Más tarde, bajaron a dar un paseo en coche en la oscuridad, hacia el oeste. «No iremos más hacia el oeste», pensó Therese. No podía borrar el pánico que danzaba en su corazón y que le pareció que provenía de algo que ya había pasado hacía mucho tiempo, no de entonces, no de aquello. Estaba incómoda, pero Carol no. Carol no fingía calma, de verdad no estaba asustada. Dijo que, después de todo, él no podía hacerles daño, pero que a ella no le gustaba que la espiaran.

—Otra cosa —dijo—. Intenta averiguar qué tipo de coche lleva.

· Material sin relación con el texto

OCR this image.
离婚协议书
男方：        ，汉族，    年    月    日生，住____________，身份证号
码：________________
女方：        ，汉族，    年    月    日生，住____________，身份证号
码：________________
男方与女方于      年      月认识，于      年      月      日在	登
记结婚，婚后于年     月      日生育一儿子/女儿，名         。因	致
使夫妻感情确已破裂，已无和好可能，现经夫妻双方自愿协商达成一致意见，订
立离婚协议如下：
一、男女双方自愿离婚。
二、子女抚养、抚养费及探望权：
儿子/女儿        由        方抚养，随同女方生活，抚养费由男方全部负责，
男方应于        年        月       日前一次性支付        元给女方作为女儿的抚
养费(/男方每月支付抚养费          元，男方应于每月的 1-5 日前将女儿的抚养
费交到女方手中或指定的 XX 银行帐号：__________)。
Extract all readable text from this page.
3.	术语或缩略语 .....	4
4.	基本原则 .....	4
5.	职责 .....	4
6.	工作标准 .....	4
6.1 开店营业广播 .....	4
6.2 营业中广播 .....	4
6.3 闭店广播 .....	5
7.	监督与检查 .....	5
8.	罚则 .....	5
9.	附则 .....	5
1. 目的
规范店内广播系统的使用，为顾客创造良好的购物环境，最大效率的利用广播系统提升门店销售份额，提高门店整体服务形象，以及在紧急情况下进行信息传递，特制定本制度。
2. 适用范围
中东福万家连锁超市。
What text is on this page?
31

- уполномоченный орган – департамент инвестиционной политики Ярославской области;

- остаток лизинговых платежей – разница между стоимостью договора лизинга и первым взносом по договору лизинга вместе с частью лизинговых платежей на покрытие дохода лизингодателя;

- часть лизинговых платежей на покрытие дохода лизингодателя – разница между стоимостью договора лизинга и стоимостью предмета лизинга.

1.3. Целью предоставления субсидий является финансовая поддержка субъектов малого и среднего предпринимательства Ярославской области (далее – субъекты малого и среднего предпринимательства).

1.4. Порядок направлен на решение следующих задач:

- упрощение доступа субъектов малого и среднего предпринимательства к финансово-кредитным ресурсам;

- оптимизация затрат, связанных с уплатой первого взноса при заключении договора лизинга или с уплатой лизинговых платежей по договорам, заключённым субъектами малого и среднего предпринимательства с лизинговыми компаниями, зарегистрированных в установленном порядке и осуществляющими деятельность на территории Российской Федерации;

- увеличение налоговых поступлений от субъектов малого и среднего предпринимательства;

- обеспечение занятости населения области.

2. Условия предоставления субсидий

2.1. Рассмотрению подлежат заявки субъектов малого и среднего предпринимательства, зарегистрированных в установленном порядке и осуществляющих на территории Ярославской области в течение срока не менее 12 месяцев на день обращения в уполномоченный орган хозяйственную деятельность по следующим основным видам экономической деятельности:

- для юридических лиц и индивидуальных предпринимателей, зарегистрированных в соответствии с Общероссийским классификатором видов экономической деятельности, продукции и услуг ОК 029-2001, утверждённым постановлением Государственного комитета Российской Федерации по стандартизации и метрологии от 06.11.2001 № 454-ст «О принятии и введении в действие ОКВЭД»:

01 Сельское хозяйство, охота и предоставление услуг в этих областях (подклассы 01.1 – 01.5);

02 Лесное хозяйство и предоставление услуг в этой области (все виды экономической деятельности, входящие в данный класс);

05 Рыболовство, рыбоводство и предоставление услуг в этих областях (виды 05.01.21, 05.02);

Aquella noche, buscando en el mapa de carreteras la ruta que harían al día siguiente, hablando como si fueran una pareja de extrañas, Therese pensó que seguramente aquélla no sería la última noche. Pero en la cama, cuando se dieron un beso de buenas noches, Therese sintió la repentina liberación de las dos, aquella respuesta saltarina en cada una de ellas, como si sus cuerpos estuvieran hechos de una materia que iba unida al deseo.